= Center for the Study of Political Graphics =

Non-profit archive

The Center for the Study of Political Graphics (CSPG) is a United States non-profit, educational and research archive that collects, preserves, documents, and circulates domestic and international political posters relating to historical and contemporary movements for social change. From its base in Los Angeles, California, CSPG organizes travelling exhibitions, lectures, and workshops, and publishes educational material. Their website also hosts virtual exhibitions.

==Carol A. Wells, Founder==
CSPG was founded in 1989 by Carol Wells. Wells has been involved in social justice since high school when she discovered the power of political graphics "when a UCLA professor hired her to travel to Nicaragua in 1981 to collect posters for him after the Sandinistas had come to power. She has said, "I literally had that dismissive attitude toward a poster that, once I realized how important posters are, I resented in other people." She holds a B.A. in History and M.A. in Art History from UCLA. She taught history of art and architecture for thirteen years at California State University, Fullerton. She has also served as a mentor for the Creative Action program at Otis College of Art and Design teaching students about the power of art to make change. Since 1981, Wells has been collecting posters internationally that advocate for civil rights. She is an expert on political graphics and has published scores of articles and essays about political poster art. She has also organized over 100 poster exhibitions.

==About the archive==
The CSPG archive currently contains more than 85,000 posters and has the largest collection of post-World War II social justice posters in the United States and the second largest in the world. Media and techniques represented include offset, lithography, linocut, woodblock, silkscreen, stencil, and photocopy. All prints are catalogued to aid researchers. CSPG also loans out prints to other institutions for exhibit. Portions of the collection are available through the Online Archives of California, an initiative of the California Digital Library.

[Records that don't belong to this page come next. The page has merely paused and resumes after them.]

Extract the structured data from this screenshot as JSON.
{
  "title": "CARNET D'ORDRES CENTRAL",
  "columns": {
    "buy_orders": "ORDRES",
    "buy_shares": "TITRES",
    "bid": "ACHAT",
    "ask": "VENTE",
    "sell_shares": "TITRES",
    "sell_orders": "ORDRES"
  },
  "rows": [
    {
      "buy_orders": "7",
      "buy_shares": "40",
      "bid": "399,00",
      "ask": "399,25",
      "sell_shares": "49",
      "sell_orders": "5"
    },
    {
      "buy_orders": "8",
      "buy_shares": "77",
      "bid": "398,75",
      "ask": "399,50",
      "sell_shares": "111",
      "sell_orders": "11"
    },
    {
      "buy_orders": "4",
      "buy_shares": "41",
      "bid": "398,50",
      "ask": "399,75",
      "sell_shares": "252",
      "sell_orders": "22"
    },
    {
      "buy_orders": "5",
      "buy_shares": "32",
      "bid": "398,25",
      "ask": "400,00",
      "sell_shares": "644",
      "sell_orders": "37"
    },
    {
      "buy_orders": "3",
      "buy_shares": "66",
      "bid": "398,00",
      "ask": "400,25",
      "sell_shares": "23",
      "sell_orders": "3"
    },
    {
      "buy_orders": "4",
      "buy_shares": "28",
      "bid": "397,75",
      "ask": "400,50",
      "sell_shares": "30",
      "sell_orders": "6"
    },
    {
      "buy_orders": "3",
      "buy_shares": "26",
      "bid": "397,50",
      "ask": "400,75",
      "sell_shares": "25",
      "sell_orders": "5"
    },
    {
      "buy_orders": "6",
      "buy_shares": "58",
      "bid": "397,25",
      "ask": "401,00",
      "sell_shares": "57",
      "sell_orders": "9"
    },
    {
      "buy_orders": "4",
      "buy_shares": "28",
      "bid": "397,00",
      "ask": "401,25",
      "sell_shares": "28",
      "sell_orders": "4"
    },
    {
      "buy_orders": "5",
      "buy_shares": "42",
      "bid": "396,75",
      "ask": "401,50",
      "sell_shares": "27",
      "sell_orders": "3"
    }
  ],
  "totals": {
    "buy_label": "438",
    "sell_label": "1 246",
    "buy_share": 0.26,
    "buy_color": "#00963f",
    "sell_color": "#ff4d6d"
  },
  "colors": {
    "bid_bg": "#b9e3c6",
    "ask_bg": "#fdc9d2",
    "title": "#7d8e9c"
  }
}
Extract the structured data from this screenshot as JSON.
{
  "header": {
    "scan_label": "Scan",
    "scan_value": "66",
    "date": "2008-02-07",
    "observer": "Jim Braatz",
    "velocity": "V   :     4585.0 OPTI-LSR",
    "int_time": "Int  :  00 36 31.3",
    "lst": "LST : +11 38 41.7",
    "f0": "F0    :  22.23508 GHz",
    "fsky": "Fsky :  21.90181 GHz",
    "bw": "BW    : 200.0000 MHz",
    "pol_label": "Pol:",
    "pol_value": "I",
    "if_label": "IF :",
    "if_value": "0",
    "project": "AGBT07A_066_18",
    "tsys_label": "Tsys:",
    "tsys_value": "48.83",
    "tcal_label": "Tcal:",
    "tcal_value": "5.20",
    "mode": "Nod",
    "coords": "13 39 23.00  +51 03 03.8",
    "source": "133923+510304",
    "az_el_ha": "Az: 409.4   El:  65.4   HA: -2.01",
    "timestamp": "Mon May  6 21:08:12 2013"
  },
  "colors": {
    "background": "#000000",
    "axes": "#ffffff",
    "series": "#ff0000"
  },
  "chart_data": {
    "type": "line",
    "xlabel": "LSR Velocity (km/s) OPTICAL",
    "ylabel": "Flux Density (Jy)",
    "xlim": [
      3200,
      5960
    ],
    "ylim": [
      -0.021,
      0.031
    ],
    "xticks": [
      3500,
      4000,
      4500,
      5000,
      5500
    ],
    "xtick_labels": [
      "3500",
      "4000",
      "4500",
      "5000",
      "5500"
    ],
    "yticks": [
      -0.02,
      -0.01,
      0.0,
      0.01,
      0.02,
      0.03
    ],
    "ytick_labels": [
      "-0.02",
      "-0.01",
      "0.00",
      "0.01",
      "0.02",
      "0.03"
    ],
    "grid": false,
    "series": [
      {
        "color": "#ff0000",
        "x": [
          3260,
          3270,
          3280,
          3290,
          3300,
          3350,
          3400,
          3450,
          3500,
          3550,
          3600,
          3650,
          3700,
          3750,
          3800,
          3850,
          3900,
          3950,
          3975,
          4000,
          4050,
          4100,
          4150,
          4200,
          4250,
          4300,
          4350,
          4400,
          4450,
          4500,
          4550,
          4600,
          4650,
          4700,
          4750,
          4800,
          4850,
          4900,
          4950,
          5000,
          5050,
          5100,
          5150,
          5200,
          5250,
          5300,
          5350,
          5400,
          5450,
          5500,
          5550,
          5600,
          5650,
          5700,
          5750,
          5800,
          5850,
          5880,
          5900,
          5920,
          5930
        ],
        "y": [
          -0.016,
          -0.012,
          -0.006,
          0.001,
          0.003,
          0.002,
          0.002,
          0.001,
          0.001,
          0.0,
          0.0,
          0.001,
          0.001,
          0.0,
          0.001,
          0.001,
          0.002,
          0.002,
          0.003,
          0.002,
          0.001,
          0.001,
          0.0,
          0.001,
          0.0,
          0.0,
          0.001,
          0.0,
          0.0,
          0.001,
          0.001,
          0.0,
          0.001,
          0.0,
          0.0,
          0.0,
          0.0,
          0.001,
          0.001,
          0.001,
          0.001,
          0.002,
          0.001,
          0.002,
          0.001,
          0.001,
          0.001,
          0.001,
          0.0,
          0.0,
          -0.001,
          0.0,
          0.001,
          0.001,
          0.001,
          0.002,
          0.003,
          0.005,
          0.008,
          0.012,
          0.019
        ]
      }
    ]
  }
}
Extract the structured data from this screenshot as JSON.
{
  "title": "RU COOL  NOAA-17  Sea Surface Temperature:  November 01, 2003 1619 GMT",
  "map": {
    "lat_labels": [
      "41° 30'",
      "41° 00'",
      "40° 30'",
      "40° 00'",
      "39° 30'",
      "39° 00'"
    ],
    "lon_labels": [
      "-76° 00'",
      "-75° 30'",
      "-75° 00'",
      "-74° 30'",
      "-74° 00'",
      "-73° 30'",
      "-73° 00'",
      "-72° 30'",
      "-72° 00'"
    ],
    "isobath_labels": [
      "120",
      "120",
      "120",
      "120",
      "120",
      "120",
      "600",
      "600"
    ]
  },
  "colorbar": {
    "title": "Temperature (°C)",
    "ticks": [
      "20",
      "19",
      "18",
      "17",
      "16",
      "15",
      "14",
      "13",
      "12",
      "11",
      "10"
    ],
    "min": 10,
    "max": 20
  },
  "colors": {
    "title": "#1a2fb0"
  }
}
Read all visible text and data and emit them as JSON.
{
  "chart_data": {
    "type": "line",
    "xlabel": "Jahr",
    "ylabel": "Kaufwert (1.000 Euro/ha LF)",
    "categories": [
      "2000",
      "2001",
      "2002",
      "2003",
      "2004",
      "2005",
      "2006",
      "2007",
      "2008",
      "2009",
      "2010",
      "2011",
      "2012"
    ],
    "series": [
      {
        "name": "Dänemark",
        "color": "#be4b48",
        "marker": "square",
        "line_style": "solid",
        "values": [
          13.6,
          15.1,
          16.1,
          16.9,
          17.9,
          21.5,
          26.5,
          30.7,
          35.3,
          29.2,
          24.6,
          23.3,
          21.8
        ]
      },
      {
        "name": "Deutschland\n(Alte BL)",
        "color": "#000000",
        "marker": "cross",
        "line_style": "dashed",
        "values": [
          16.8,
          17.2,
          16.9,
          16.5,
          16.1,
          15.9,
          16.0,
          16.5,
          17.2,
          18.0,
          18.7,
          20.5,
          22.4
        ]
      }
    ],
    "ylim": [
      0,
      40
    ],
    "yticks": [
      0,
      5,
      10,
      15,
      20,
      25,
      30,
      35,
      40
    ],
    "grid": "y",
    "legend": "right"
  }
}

A major article in the LA Weekly in 2015 said: "Protest posters of every kind are preserved in the center's archives, along with thousands of bumper stickers and political buttons. Online, at politicalgraphics.org, the center features a poster of the week, such as one recognizing the 50th anniversary of the assassination of Malcolm X." CSPG founder Carol Wells was also interviewed on NPR's Morning Edition on Mar 13, 1996 about the "Decade of Protest" exhibition exhibit at Los Angeles Contemporary Exhibitions.

CSPG depends upon the donation of posters to make this resource as representative as possible of the many historical and ongoing struggles. CSPG has also received grants from the Getty Trust, Los Angeles County Arts Commission, Department of Cultural Affairs (City of Los Angeles, David Geffen Foundation, The James Irvine Foundation, among many others.

A fundraiser is held annually called "Celebrating the Art of Resistance." Three honors are awarded each year—Aris & Carolyn Anagnos Culture of Liberation Award, The Art as a Hammer Award, and The Historian of the Lions.

==Exhibitions==
In the wake of the 2006 Great American Boycott, CSPG organized a labor-themed exhibition. In the last seventeen years, CSPG exhibitions has created toured exhibitions to more than 280 venues worldwide. They are mounted at various galleries institutions, and are accompanied by translations. Exhibition Guides are usually published and contain excellent scholarly writing on the subjects. CSPG's traveling exhibitions (available for rental) are presented from a multi-issue and multicultural perspective, and tend to focus on current issues. For example, upon the death of Ronald Reagan, CSPG mounted an exhibition of anti-Reagan posters.

"Art Against Empire: Graphic Responses to U.S. Interventions Since World War II" was exhibited at Los Angeles Contemporary Exhibitions in 2010.

In 1994, "All Power to the People," showcased protest posters and graphics produced during the height of the Black Panther Party the Southern California Library for Social Studies and Research.

Other examples include "Too Hot To Handle Graphics on Global Warming, Pollution & Climate Justice. It was funded in part by the City of Los Angeles Cultural Affairs Department and the California Arts Council.; "Reclaiming the F-Word: Posters on International Feminism(s)"; and "Globalize THIS! International Graphics of Resistance!" Exhibition Guides are published and contain excellent scholarly writing on the subjects.